In his recent book Spelunky, Derek Yu writes about the process of designing his 2008 (and 2012 remake) game of the same name, and often refers to the difficulties introduced by the decision to generate levels randomly. He describes trying to make sure that every time a level is generated, it is new, challenging, and solvable: “The game’s first priority,” he says, “is to make sure that there is a path from the entrance to the exit that is traversable without the use of bombs, rope, or other special equipment.”

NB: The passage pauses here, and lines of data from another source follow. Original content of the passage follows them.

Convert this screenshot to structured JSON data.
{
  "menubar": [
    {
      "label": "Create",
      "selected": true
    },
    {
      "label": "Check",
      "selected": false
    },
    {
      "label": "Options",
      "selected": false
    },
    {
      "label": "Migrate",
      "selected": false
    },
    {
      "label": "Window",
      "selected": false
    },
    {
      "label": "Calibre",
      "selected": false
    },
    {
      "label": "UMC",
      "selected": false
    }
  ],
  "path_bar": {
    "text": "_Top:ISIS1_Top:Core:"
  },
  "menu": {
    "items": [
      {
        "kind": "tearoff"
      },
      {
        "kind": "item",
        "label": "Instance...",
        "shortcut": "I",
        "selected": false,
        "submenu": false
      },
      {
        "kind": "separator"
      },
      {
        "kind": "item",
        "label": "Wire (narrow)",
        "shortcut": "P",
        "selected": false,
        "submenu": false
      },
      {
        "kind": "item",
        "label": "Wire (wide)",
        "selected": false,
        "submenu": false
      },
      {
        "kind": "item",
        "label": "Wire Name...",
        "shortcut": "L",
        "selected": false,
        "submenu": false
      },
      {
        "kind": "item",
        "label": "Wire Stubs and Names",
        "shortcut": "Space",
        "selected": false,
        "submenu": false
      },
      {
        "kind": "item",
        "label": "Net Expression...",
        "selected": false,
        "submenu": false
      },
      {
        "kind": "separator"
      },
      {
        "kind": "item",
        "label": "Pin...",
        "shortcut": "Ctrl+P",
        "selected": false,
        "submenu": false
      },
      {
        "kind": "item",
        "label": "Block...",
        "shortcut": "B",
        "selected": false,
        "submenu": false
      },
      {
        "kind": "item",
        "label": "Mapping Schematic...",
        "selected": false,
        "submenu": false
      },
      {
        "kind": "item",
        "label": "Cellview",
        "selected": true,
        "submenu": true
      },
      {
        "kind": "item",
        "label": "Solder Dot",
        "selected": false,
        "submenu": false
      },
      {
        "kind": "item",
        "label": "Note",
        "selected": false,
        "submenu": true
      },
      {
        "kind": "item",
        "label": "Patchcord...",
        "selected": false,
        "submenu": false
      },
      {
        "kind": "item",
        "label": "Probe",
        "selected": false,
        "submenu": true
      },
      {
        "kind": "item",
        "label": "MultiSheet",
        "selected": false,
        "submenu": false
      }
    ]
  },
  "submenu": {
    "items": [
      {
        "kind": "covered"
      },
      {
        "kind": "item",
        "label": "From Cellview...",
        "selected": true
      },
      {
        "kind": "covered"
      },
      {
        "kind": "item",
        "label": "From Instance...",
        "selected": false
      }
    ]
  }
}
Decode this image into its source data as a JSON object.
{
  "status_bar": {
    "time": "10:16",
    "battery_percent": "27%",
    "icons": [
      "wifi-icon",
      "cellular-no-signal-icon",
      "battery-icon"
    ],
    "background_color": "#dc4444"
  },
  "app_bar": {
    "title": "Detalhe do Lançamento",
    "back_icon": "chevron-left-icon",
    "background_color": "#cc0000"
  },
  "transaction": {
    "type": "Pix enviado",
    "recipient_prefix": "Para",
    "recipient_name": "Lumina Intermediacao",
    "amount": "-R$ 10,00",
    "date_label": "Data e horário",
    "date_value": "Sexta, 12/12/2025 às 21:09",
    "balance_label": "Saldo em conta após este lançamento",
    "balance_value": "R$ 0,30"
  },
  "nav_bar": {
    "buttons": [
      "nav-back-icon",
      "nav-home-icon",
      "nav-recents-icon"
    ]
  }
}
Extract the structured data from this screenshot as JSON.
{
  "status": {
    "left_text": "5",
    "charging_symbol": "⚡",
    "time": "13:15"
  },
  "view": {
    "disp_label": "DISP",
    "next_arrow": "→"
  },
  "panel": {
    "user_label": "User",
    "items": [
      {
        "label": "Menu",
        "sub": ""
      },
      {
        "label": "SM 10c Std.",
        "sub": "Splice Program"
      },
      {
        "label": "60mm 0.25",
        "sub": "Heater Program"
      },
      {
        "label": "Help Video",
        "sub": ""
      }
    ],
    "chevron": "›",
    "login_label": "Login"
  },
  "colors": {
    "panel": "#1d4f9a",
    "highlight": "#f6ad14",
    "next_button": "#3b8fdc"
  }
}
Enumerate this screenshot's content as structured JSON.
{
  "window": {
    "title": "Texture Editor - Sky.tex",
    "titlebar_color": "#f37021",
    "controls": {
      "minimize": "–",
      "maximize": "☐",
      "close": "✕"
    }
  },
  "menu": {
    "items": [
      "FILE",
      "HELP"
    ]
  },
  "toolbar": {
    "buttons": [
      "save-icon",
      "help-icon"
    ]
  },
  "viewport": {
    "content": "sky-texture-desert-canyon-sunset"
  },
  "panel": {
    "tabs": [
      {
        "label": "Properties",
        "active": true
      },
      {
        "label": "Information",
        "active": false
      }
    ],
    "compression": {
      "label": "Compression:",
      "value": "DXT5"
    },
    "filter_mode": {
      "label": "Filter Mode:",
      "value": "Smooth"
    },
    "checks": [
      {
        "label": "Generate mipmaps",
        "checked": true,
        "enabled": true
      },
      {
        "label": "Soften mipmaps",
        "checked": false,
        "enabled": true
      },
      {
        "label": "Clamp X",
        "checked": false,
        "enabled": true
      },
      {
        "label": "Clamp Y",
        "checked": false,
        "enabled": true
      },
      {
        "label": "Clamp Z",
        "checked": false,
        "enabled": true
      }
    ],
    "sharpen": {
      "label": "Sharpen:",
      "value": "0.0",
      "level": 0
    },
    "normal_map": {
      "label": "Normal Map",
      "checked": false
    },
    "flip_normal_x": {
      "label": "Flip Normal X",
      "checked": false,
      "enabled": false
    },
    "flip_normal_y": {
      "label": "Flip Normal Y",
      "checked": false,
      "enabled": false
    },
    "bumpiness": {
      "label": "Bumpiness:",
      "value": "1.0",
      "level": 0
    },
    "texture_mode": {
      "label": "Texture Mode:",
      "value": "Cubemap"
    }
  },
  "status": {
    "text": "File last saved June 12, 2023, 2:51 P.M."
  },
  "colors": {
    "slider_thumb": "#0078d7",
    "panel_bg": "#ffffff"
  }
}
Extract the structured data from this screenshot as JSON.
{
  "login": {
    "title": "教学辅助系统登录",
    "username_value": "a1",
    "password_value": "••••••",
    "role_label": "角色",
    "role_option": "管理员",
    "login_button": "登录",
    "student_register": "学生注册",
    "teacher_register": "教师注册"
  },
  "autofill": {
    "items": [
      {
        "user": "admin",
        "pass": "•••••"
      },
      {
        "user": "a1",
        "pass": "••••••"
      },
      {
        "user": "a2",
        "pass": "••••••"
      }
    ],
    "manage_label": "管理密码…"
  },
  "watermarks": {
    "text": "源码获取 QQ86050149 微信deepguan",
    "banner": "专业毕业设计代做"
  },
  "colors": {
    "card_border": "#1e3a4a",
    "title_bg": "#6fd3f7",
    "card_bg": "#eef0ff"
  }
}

Spelunky generates its levels with templates for rooms and patterns for smaller pieces of those rooms, and Yu emphasizes that his role is to control the chaos in this randomness. “All I could do was create the building blocks of the world and set them in motion—what came out could be as surprising and indifferent to me as it was to the players,” he says. Traversing the levels of Spelunky becomes about reading the systems at play in any given moment and using what you’ve got in your inventory to solve the problems ahead of you.
A recent blog post from the team behind the upcoming Future Unfolding describes their approach to random generation very differently. The first game they cite as an inspiration is The Witness, a game full of meticulously hand-designed puzzles with only one solution each. In order to combine the precision of hand-design with the novelty afforded by random generation, they designed their own level editor for Future Unfolding that allows them to swap animals with other animals or obstacles with other obstacles: “For example – an opening has low-height vegetation which can be either flowers, small bushes or grass. A path has an enemy, it could be a wolf or a snake.”
But this applies to puzzles too—objects can be designated as relevant to puzzles, and these “artifacts” can be swapped out with each other too. The result is “puzzle scenes with… solutions [that depend] on which objects are randomly chosen for you.” Future Unfolding still has a lot of randomness, with areas in different arrangements and locations, but this system introduces variety, and ensures that while each piece of the game has been designed only once, it might be experienced in different ways, maybe not even recognizable if you play through the game more than once.
Derek Yu designed Spelunky the way it is partly because he was interested in a game that challenges the player without becoming rote—he says “I dislike boss battles that follow a rigid pattern… Once the puzzle is solved, it becomes a purely repetitive exercise.” As in The Witness, solving puzzles that have only one solution can be intensely satisfying, but these don’t tend to invite repetition or exploration on the part of the player. If Future Unfolding succeeds in combining the hand-designed single solution with the randomly-generated novel space, maybe it can get away with having the best of both worlds.